I. Roemercohorte Opladen e.V.

Messen und Wiegen

Die Messsysteme der Antike basierten auch schon weit vor den Römern meist auf natürlichen Maßen, wie etwa der Länge von Körperteilen, und ergaben sich aus deren praktischer Anwendung im Alltag. Viele dieser Messmethoden in "Fuß", "Schritt", "Elle" und ähnlichem haben sich auch weit über die Antike hinaus gehalten und wurden erst durch das metrische System abgelöst. Obwohl man insbesondere auch in der römischen Welt schon bestrebt war, verschiedene Maße auf ein Grundmaß zurückzuführen und reichsweit einheitliche Bezeichnungen und Werte einzuführen, gab es doch sehr viele regionale Unterschiede und damit keine Normierung in unserem heutigen Sinne. Manchmal bestimmte auch die Herkunft und Tradition der Anwender die Art der Messung. So war es üblich, Entfernungen auf dem Meer in griechischen Stadien zu messen, weil die Griechen als Seefahrernation bekannt waren, aber Entfernung auf dem Land in römischen Meilen, weil die Römer praktisch ihr gesamtes Imperium "zu Fuß" erobert hatten. Insbesondere im Fernhandel brachten derartige Unterschiede nicht unerhebliche Probleme mit sich, da viele Maßeinheiten umgerechnet werden mussten und damit die Verlässlichkeit einer Messung abnahm.

Längenmaße

Das römische Längensystem basiert auf dem pes (Fuß) als Grundeinheit, welcher in der römischen Kaiserzeit auf ein Standardmaß von 29,57 cm festgelegt wurde. Es konnten jedoch auch Abweichungen auf bis zu 33,5 cm (der sogenannte pes Drusianus) auftreten, während es im 3 Jh. n. Chr. auch noch den kürzeren Fuß über 29,42 cm gab. In der Längenmessung ergaben 5 pedes einen passus (=Schritt), der mit einer Länge von ca. 1,48 m in der Tat sehr gut der Länge eines menschlichen Doppelschritts entspricht. Eine längere Stecke kann damit sehr viel bequemer abgeschritten werden, als mit unseren heutigen Versuchen von 1-Meter-Schritten. 1000 Schritt ergaben eine römische Meile, 120 Fuß den in der Landvermessung sehr wichtigen actus von 35,48 m. Der Begriff stammt von dem Verb agere (= treiben) und zeigt damit, dass es sich im die Strecke handelte, die ein Bauer seine Ochsen in eine Richtung trieb, bevor er umkehrte. Übliche Messgeräte für die Längenmessung waren Messketten oder -seile unterschiedlicher Länge sowie die decempeda, eine 10 Fuß lange Messlatte.

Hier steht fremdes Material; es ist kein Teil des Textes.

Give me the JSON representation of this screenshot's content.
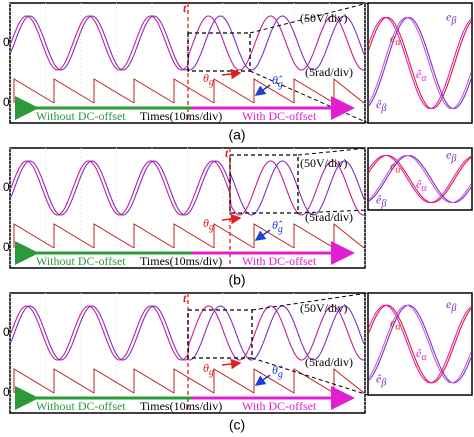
{
  "panels": [
    {
      "caption": "(a)",
      "zero_labels": [
        "0",
        "0"
      ],
      "t_label": "t",
      "voltage_scale": "(50V/div)",
      "angle_scale": "(5rad/div)",
      "theta": {
        "symbol": "θ",
        "sub": "g"
      },
      "theta_hat": {
        "symbol": "θ̂",
        "sub": "g"
      },
      "left_label": "Without DC-offset",
      "time_scale": "Times(10ms/div)",
      "right_label": "With DC-offset",
      "inset": {
        "e_alpha": {
          "symbol": "e",
          "sub": "α"
        },
        "e_beta": {
          "symbol": "e",
          "sub": "β"
        },
        "e_alpha_hat": {
          "symbol": "ê",
          "sub": "α"
        },
        "e_beta_hat": {
          "symbol": "ê",
          "sub": "β"
        }
      }
    },
    {
      "caption": "(b)",
      "zero_labels": [
        "0",
        "0"
      ],
      "t_label": "t",
      "voltage_scale": "(50V/div)",
      "angle_scale": "(5rad/div)",
      "theta": {
        "symbol": "θ",
        "sub": "g"
      },
      "theta_hat": {
        "symbol": "θ̂",
        "sub": "g"
      },
      "left_label": "Without DC-offset",
      "time_scale": "Times(10ms/div)",
      "right_label": "With DC-offset",
      "inset": {
        "e_alpha": {
          "symbol": "e",
          "sub": "α"
        },
        "e_beta": {
          "symbol": "e",
          "sub": "β"
        },
        "e_alpha_hat": {
          "symbol": "ê",
          "sub": "α"
        },
        "e_beta_hat": {
          "symbol": "ê",
          "sub": "β"
        }
      }
    },
    {
      "caption": "(c)",
      "zero_labels": [
        "0",
        "0"
      ],
      "t_label": "t",
      "voltage_scale": "(50V/div)",
      "angle_scale": "(5rad/div)",
      "theta": {
        "symbol": "θ",
        "sub": "g"
      },
      "theta_hat": {
        "symbol": "θ̂",
        "sub": "g"
      },
      "left_label": "Without DC-offset",
      "time_scale": "Times(10ms/div)",
      "right_label": "With DC-offset",
      "inset": {
        "e_alpha": {
          "symbol": "e",
          "sub": "α"
        },
        "e_beta": {
          "symbol": "e",
          "sub": "β"
        },
        "e_alpha_hat": {
          "symbol": "ê",
          "sub": "α"
        },
        "e_beta_hat": {
          "symbol": "ê",
          "sub": "β"
        }
      }
    }
  ]
}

Für die Unterteilung des Fußes in kleinere Einheiten gab es zwei unterschiedliche Möglichkeiten. Zum einen konnte er, wie jedes römische Grundmaß, im 1/12-Bruchsystem in 12 unciae geteilt werden. Zum anderen gab es analog zum griechischen Messsystem, welches in Achtel teilte, die Unterteilung in 16 digiti (= Finger). Dabei ergaben 4 digiti eine Handbreit (palmus), die damit auch 3 unciae entsprach. Diese Unterteilungen mögen auf den ersten Blick ungewöhnlich erscheinen. Sie haben sich aber dennoch sehr lange über das Ende des römischen Reiches hinaus erhalten und begegnen und noch heute im angelsächsischen bzw. anglo-amerikanischen System zur Messung von Rohrdurchmessern oder Bohrergrößen mit Maßen wie 3/4, 3/8 oder 3/16 Zoll. Selbst die Gepflogenheit, Brüche stets in der gekürzten Form anzugeben, stammt aus dem römischen Reich.

Schematische Darstellung römischer Längenmaße | © I. Roemercohorte Opladen e.V.

Flächenmaße

Schematische Darstellung römischer Flächenmaße | © I. Roemercohorte Opladen e.V.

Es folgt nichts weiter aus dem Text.